Le strategie della prevenzione
Le modalità di conduzione della terapia hanno un ruolo fondamentale nella prevenzione dell’ipoglicemia. Nel diabete di tipo 1, come nel diabete di tipo 2 in fase avanzata, la terapia insulinica deve prediligere l’impiego separato di una insulina basale e di una insulina ad azione rapida per la copertura dei pasti. Nel diabete di tipo 2 di recente insorgenza, la scelta farmacologica deve orientarsi sugli ipoglicemizzanti orali insulinosensibilizzanti come farmaci di prima linea. Questa indicazione trova la sua ragione d’essere nella fisiopatologia del diabete di tipo 2, centrata sulla presenza della resistenza insulinica come elemento patogenetico fondamentale, e sui risultati dello studio Bari 2 che ha dimostrato il vantaggio di questa classe di farmaci.

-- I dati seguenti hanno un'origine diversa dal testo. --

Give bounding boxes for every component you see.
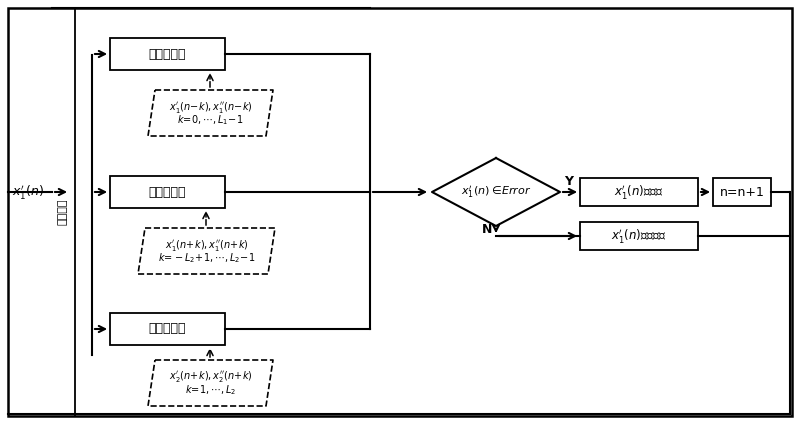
Text: $x_1^{\prime}(n)$不是误码: $x_1^{\prime}(n)$不是误码: [611, 227, 666, 245]
Bar: [110, 313, 225, 345]
Text: $k\!=\!-L_2\!+\!1,\cdots,L_2\!-\!1$: $k\!=\!-L_2\!+\!1,\cdots,L_2\!-\!1$: [158, 251, 255, 265]
Text: N: N: [482, 223, 492, 236]
Polygon shape: [138, 228, 275, 274]
Bar: [110, 176, 225, 208]
Text: $x_1^{\prime}(n)$: $x_1^{\prime}(n)$: [12, 183, 44, 201]
Bar: [110, 38, 225, 70]
Text: $x_1^{\prime}(n\!+\!k), x_1^{\prime\prime}(n\!+\!k)$: $x_1^{\prime}(n\!+\!k), x_1^{\prime\prim…: [165, 238, 248, 252]
Text: $k\!=\!0,\cdots,L_1\!-\!1$: $k\!=\!0,\cdots,L_1\!-\!1$: [178, 113, 244, 127]
Polygon shape: [432, 158, 560, 226]
Polygon shape: [148, 90, 273, 136]
Polygon shape: [148, 360, 273, 406]
Text: 检测操作三: 检测操作三: [149, 323, 186, 335]
Text: $x_1^{\prime}(n)$是误码: $x_1^{\prime}(n)$是误码: [614, 183, 664, 201]
Bar: [580, 222, 698, 250]
Text: $x_2^{\prime}(n\!+\!k), x_2^{\prime\prime}(n\!+\!k)$: $x_2^{\prime}(n\!+\!k), x_2^{\prime\prim…: [169, 369, 252, 385]
Bar: [52, 8, 370, 416]
Text: Y: Y: [564, 175, 573, 188]
Bar: [580, 178, 698, 206]
Bar: [713, 178, 771, 206]
Text: n=n+1: n=n+1: [719, 185, 765, 198]
Text: $x_1^{\prime}(n)\in\! Error$: $x_1^{\prime}(n)\in\! Error$: [461, 184, 531, 200]
Text: 并行操作: 并行操作: [58, 199, 68, 225]
Text: $k\!=\!1,\cdots,L_2$: $k\!=\!1,\cdots,L_2$: [185, 383, 236, 397]
Text: 检测操作一: 检测操作一: [149, 48, 186, 60]
Text: 检测操作二: 检测操作二: [149, 185, 186, 198]
Text: $x_1^{\prime}(n\!-\!k), x_1^{\prime\prime}(n\!-\!k)$: $x_1^{\prime}(n\!-\!k), x_1^{\prime\prim…: [169, 99, 252, 114]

I farmaci insulinosecretagoghi appartengono a una fase successiva della terapia, mentre la terapia insulinica deve subentrare dopo il fallimento della terapia ipoglicemizzante orale o, comunque, in presenza di segni clinici e laboratoristici di evidente insulinopenia (mancanza di insulina).

UNO STUDIO OLANDESE

Terapia e vitamine

Uno studio olandese condotto presso l’Università di Maastricht ha dimostrato che la somministrazione di metformina in associazione all’insulina a circa 400 diabetici di tipo 2, per un periodo di poco superiore ai 4 anni, ha determinato, rispetto ai soggetti trattati con sola insulina, un deficit di vitamina B-12 e di acido folico e un eccesso di omocisteina. Il gruppo trattato con metformina ha presentato, rispetto a quello trattato con placebo, una riduzione media della concentrazione di vitamina B-12 del 19% e di folato del 5% e un aumento della concentrazione di omocisteina del 5%. Sono considerati indicativi di un deficit di vitamina B-12 valori inferiori a 150 pmol/L, mentre vengono definite basse le concentrazioni comprese fra 150 e 220 pmol/L.

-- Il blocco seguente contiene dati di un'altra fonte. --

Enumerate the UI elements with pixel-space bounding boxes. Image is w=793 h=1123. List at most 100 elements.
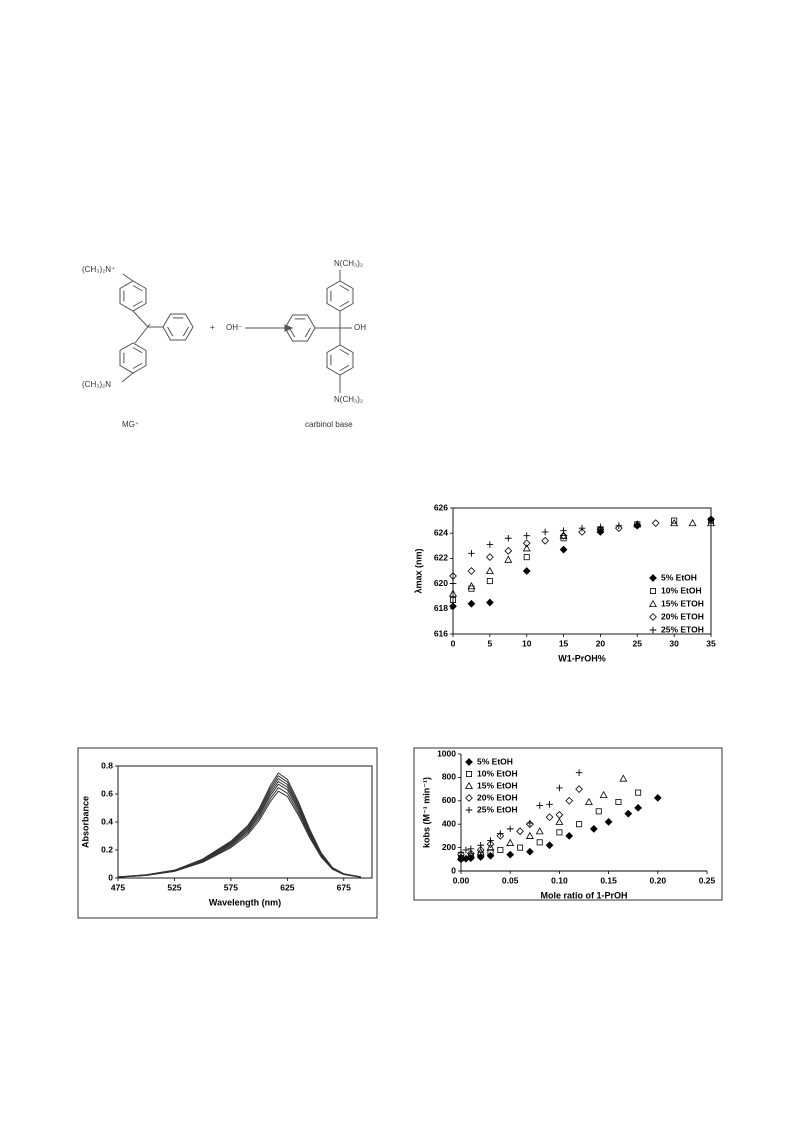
data-point: [596, 525, 605, 534]
data-point: [546, 801, 553, 808]
data-point: [487, 849, 494, 856]
data-point: [536, 802, 544, 809]
data-point: [486, 843, 495, 851]
x-tick-label: 475: [111, 882, 125, 892]
data-point: [466, 849, 475, 858]
legend-label: 5% EtOH: [661, 572, 697, 582]
y-tick-label: 622: [434, 553, 448, 563]
y-tick-label: 1000: [437, 748, 456, 758]
double-bond: [132, 362, 143, 369]
y-axis-label: λmax (nm): [413, 548, 423, 593]
double-bond: [167, 326, 174, 337]
x-axis-label: Wavelength (nm): [209, 897, 281, 907]
y-tick-label: 800: [442, 772, 456, 782]
double-bond: [339, 300, 350, 307]
legend-marker: [465, 758, 473, 766]
data-point: [535, 827, 544, 835]
data-point: [462, 846, 470, 854]
compound-label: carbinol base: [305, 420, 353, 429]
group-label: OH: [354, 323, 366, 332]
data-point: [565, 796, 574, 805]
plot-frame: [117, 765, 373, 879]
legend-label: 5% EtOH: [477, 756, 513, 766]
data-point: [555, 817, 564, 825]
data-point: [575, 785, 583, 793]
bond: [134, 323, 151, 344]
data-point: [449, 596, 456, 603]
y-tick-label: 0.2: [101, 844, 113, 854]
group-label: (CH₃)₂N: [82, 380, 111, 389]
data-point: [457, 848, 465, 856]
data-point: [575, 769, 583, 777]
data-point: [559, 531, 568, 540]
y-tick-label: 0.8: [101, 760, 113, 770]
data-point: [504, 534, 512, 542]
data-point: [526, 847, 534, 856]
legend-label: 15% ETOH: [661, 598, 704, 608]
plus-sign: +: [210, 323, 215, 332]
data-line: [117, 787, 361, 878]
legend-label: 25% EtOH: [477, 804, 518, 814]
y-tick-label: 600: [442, 795, 456, 805]
double-bond: [304, 327, 311, 338]
ring: [284, 314, 316, 342]
legend-label: 20% EtOH: [477, 792, 518, 802]
data-point: [467, 581, 476, 590]
double-bond: [132, 285, 143, 292]
legend-marker: [465, 794, 473, 802]
data-point: [525, 831, 534, 839]
data-point: [599, 790, 608, 798]
data-point: [688, 518, 697, 527]
data-point: [541, 536, 550, 545]
figure-frame: [413, 747, 723, 901]
y-tick-label: 0.6: [101, 788, 113, 798]
data-point: [526, 819, 534, 827]
data-line: [117, 780, 361, 878]
x-tick-label: 35: [706, 638, 716, 648]
data-point: [707, 518, 715, 527]
data-point: [522, 567, 531, 575]
data-line: [117, 775, 361, 878]
data-point: [556, 829, 563, 836]
data-point: [467, 567, 476, 575]
data-point: [506, 850, 515, 859]
legend-marker: [650, 588, 657, 595]
data-point: [496, 832, 505, 840]
x-tick-label: 675: [337, 882, 351, 892]
data-point: [449, 580, 457, 587]
x-tick-label: 10: [522, 638, 532, 648]
legend-label: 10% EtOH: [477, 768, 518, 778]
data-line: [117, 778, 361, 878]
data-point: [559, 545, 568, 554]
data-point: [485, 598, 494, 607]
compound-label: MG⁺: [122, 420, 139, 429]
data-point: [555, 810, 564, 819]
data-point: [449, 572, 457, 580]
data-point: [487, 837, 494, 844]
double-bond: [132, 300, 143, 307]
x-tick-label: 0.20: [650, 875, 667, 885]
data-point: [486, 578, 493, 585]
legend-label: 15% EtOH: [477, 780, 518, 790]
data-point: [615, 522, 623, 529]
y-tick-label: 400: [442, 818, 456, 828]
legend-label: 25% ETOH: [661, 624, 704, 634]
plot-frame: [452, 507, 712, 635]
x-tick-label: 0.00: [453, 875, 470, 885]
data-point: [506, 838, 515, 846]
x-tick-label: 0: [451, 638, 456, 648]
data-point: [596, 525, 605, 533]
legend-marker: [649, 574, 657, 582]
data-point: [604, 817, 613, 826]
data-point: [477, 841, 484, 849]
x-tick-label: 30: [669, 638, 679, 648]
x-axis-label: W1-PrOH%: [558, 653, 606, 663]
data-line: [117, 772, 361, 878]
data-point: [595, 808, 602, 815]
data-point: [449, 589, 457, 597]
data-point: [670, 518, 679, 527]
y-axis-label: kobs (M⁻¹ min⁻¹): [421, 777, 431, 848]
data-point: [449, 602, 457, 611]
data-point: [523, 554, 530, 561]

Non è noto se il deficit di vitamina B-12 derivi da un malassorbimento intestinale indotto dalla metformina o da una possibile variazione delle abitudini alimentari provocata dalla assunzione del farmaco. In ogni caso, poiché la  metformina viene, a buon diritto, adottata sempre di più, come farmaco di prima scelta, nella terapia del diabete di tipo 2, i dati riportati in questo studio (de Jager J. et al.,Long term treatment with metformin in patients with type 2 diabetes and risk of vitamin B-12 deficiency: randomised placebo controlled trial – BMJ 2010;340:c2181, doi: 10.1136/bmj.c2181 – 20 maggio 2010) meritano un’attenta considerazione e, possibilmente, una conferma, anche in previsione della eventuale necessità di praticare uno screening diagnostico nei soggetti trattati a lungo con metformina e della opportunità o meno di praticare una implementazione vitaminica.